By Phil Stewart and Idrees Ali

The Israeli offensive in Gaza, which is supported by the United States, has displaced most of the enclave’s 2.3 million people and led to critical shortages of food, water and medicine.

The situation is worst in the north of Gaza, which is beyond the reach of aid agencies or news cameras, and was the target of Tuesday’s drop. Gaza health authorities say 15 children have died of malnutrition or dehydration at one hospital alone.

Aid dropped by air is an expensive and insufficient alternative to aid that is trucked in, given the scale of the humanitarian crisis, U.S. officials say. President Joe Biden’s administration is pressing for greater access by land.

U.S. Defense Secretary Lloyd Austin met at the Pentagon on Tuesday with Benny Gantz, a member of Israel’s war cabinet, and urged his support for Israel to do more to help civilians.

“Secretary (Austin) expressed strong concerns over the humanitarian situation in Gaza and requested Minister Gantz’s support in enabling more humanitarian assistance and distribution into Gaza,” Air Force Major General Patrick Ryder said.

Gantz made no comments at the Pentagon but told reporters outside the State Department that his meeting with U.S. Secretary of State Antony Blinken was “very good.”

The State Department’s spokesperson, Matt Miller, called the humanitarian situation in Gaza “horrific.”

Aid supplies to the rest of Gaza, already sharply curtailed since the start of the war, have dwindled to barely a trickle over the past month.

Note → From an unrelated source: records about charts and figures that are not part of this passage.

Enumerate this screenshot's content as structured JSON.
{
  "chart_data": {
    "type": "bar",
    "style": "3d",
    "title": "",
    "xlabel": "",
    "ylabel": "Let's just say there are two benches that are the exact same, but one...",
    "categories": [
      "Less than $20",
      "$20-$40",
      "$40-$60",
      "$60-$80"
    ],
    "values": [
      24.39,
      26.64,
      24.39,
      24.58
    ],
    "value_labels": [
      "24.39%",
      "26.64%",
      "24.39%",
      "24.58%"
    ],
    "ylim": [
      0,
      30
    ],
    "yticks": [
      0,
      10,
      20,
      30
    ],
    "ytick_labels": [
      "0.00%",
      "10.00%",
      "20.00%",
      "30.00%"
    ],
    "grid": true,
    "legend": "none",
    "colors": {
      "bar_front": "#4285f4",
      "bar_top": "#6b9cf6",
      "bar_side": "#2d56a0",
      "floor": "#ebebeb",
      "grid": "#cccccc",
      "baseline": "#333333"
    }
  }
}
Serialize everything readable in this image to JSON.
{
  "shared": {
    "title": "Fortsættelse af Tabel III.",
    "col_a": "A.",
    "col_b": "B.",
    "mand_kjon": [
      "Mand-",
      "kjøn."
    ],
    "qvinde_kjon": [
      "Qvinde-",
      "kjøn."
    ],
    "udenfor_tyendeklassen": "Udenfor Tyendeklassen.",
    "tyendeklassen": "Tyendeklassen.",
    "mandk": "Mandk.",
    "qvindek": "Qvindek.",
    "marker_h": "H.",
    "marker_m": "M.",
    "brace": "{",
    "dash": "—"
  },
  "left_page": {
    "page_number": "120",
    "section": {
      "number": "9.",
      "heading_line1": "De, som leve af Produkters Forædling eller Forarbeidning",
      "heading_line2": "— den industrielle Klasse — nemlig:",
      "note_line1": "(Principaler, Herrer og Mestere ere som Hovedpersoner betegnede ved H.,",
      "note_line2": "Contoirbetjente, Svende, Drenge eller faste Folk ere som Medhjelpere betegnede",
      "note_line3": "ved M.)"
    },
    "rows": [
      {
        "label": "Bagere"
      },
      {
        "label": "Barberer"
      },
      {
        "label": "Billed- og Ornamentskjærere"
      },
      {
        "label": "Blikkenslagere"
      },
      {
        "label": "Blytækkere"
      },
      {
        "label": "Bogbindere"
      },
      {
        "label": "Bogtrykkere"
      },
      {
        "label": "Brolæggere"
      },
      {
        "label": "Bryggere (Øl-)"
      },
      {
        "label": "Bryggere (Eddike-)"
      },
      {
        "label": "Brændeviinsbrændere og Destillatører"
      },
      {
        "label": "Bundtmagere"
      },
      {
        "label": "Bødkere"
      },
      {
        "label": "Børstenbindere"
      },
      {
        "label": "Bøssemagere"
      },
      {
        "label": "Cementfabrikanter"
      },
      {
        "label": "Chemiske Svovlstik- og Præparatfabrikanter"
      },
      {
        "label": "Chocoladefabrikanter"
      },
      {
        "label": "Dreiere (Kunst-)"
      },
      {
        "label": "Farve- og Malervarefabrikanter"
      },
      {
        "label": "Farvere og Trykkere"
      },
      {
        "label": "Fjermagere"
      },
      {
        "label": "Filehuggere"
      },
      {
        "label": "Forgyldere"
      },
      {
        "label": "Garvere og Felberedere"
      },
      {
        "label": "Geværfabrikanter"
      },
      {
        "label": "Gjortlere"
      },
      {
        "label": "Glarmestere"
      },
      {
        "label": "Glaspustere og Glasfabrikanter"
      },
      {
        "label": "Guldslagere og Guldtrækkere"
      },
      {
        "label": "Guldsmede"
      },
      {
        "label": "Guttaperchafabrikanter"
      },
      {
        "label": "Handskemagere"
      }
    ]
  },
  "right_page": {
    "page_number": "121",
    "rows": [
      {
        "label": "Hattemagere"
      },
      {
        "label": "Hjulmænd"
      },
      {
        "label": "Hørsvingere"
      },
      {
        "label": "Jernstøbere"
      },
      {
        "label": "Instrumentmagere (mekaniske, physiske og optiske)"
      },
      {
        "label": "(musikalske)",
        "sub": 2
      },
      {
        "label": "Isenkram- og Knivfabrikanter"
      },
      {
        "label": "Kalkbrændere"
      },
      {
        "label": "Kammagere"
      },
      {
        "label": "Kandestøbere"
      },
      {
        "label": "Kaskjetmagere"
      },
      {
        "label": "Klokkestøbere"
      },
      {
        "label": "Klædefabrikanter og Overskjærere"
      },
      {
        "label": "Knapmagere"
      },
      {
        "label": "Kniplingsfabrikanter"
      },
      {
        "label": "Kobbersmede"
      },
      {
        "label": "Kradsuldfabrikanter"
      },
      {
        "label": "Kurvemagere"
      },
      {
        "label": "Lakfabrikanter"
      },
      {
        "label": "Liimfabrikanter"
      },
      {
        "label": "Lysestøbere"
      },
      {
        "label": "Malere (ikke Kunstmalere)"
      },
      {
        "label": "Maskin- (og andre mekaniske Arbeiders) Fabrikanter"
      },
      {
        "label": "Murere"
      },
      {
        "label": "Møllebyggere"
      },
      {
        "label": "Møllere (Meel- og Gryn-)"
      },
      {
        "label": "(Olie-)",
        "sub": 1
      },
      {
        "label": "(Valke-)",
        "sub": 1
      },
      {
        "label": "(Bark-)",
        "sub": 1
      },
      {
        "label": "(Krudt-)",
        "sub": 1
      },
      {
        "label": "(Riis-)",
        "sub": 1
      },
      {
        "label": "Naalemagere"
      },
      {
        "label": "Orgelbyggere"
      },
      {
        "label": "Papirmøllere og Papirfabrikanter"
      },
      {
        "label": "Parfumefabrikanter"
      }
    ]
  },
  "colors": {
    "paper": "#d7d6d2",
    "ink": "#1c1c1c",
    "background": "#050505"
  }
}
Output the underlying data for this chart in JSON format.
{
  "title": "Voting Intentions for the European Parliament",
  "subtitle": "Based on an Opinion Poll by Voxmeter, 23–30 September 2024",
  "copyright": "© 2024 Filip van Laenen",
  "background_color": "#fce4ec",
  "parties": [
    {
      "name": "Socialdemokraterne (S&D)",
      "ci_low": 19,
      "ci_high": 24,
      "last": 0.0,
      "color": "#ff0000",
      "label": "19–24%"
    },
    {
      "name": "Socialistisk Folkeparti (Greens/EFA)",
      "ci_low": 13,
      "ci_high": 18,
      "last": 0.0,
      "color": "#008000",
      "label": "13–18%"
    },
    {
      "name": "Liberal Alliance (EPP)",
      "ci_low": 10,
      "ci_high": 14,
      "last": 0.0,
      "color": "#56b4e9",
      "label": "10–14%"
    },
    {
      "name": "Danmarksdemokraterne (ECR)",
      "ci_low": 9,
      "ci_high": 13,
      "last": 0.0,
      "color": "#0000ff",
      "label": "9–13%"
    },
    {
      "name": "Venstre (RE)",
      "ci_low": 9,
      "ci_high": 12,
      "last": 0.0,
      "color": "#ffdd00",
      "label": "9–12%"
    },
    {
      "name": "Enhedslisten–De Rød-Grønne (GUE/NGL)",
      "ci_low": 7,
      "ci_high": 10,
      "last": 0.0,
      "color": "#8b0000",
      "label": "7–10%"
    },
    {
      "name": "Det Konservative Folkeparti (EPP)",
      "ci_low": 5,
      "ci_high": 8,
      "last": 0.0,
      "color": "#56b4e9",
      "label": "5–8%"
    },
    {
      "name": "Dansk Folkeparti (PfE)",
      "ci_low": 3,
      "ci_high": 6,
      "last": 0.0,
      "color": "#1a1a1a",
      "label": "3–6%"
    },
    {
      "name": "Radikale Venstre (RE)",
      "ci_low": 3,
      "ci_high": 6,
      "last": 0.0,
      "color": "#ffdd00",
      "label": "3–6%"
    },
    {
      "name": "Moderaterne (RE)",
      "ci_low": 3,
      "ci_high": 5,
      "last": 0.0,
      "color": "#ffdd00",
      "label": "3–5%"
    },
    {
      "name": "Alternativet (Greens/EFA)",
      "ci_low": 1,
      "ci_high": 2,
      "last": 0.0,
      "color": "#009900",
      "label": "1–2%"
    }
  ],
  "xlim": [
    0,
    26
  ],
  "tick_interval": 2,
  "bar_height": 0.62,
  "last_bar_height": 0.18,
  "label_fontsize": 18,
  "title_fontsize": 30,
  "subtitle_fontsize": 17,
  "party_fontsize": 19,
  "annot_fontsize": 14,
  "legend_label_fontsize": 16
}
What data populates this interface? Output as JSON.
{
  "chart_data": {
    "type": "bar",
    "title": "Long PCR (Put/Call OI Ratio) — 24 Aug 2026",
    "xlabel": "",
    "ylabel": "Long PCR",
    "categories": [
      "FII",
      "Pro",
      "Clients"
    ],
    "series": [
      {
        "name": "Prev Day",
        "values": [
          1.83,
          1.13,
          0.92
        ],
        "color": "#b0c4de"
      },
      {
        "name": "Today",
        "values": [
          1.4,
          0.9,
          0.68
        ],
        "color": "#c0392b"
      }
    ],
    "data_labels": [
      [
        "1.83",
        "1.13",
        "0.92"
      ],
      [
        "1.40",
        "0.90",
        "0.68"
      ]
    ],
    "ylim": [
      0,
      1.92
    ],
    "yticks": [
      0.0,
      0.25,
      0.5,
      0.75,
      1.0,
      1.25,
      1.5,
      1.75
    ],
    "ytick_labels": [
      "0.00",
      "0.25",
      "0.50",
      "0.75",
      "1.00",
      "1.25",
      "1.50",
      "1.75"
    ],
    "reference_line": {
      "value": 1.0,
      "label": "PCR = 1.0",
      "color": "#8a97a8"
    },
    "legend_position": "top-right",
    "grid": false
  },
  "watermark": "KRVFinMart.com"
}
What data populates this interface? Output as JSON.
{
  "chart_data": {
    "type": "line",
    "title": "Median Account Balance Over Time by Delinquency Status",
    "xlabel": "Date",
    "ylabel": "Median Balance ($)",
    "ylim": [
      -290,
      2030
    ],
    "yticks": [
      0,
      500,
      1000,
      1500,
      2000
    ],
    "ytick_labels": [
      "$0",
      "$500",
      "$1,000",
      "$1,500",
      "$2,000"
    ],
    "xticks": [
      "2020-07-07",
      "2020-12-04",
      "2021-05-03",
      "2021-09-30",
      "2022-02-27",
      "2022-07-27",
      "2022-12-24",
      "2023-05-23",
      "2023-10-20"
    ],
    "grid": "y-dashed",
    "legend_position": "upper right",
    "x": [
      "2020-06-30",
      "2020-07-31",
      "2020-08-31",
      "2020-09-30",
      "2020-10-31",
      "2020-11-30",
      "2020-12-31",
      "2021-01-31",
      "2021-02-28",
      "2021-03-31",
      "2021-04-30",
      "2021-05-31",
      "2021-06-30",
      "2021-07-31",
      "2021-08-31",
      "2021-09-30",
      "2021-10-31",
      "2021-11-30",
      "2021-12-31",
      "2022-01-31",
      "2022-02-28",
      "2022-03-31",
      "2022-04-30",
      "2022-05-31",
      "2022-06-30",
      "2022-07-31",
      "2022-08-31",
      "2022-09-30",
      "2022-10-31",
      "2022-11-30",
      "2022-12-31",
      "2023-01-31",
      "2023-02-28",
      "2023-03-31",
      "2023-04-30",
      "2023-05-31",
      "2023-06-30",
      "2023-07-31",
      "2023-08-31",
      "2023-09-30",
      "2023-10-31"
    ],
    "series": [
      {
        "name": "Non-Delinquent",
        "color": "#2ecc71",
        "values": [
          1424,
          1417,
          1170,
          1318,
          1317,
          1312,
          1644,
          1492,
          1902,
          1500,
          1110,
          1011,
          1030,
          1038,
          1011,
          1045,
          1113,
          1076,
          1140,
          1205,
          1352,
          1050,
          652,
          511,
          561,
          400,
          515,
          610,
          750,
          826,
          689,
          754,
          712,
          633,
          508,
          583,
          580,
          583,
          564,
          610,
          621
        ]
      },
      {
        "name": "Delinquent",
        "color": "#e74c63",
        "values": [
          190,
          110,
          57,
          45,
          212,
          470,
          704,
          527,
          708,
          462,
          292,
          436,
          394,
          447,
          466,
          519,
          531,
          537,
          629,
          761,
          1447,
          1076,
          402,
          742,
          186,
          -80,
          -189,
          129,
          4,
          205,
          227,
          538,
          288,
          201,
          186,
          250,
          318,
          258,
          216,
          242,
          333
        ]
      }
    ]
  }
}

Whole swathes of the territory are completely cut off from food.

The U.S. made its first air drop on Saturday, over the coast of southwestern Gaza.

In a post on X, formerly Twitter, U.S. President Joe Biden said: “The United States is committed to pulling out every stop to get more aid to those in Gaza who desperately need it. We won’t stand by. We won’t let up.”

The United States has already urged Israel numerous times to do more to alleviate the humanitarian catastrophe in Gaza, where more than 30,000 Palestinians have been killed by the Israeli assault launched in response to Hamas attacks that killed 1,200 people in October.

U.S. officials have voiced interest in a possible maritime corridor to get aid into Gaza, but it is unclear how aid would enterwithout U.S. military presence to facilitate that, including setting up a temporary port.

Ryder, the Pentagon’s spokesperson, appeared to play down such a possibility when asked if U.S. troops might be needed to secure a port or other on-land aid distribution site.

“At this time there are no plans to put U.S. forces on the ground in Gaza,” Ryder said.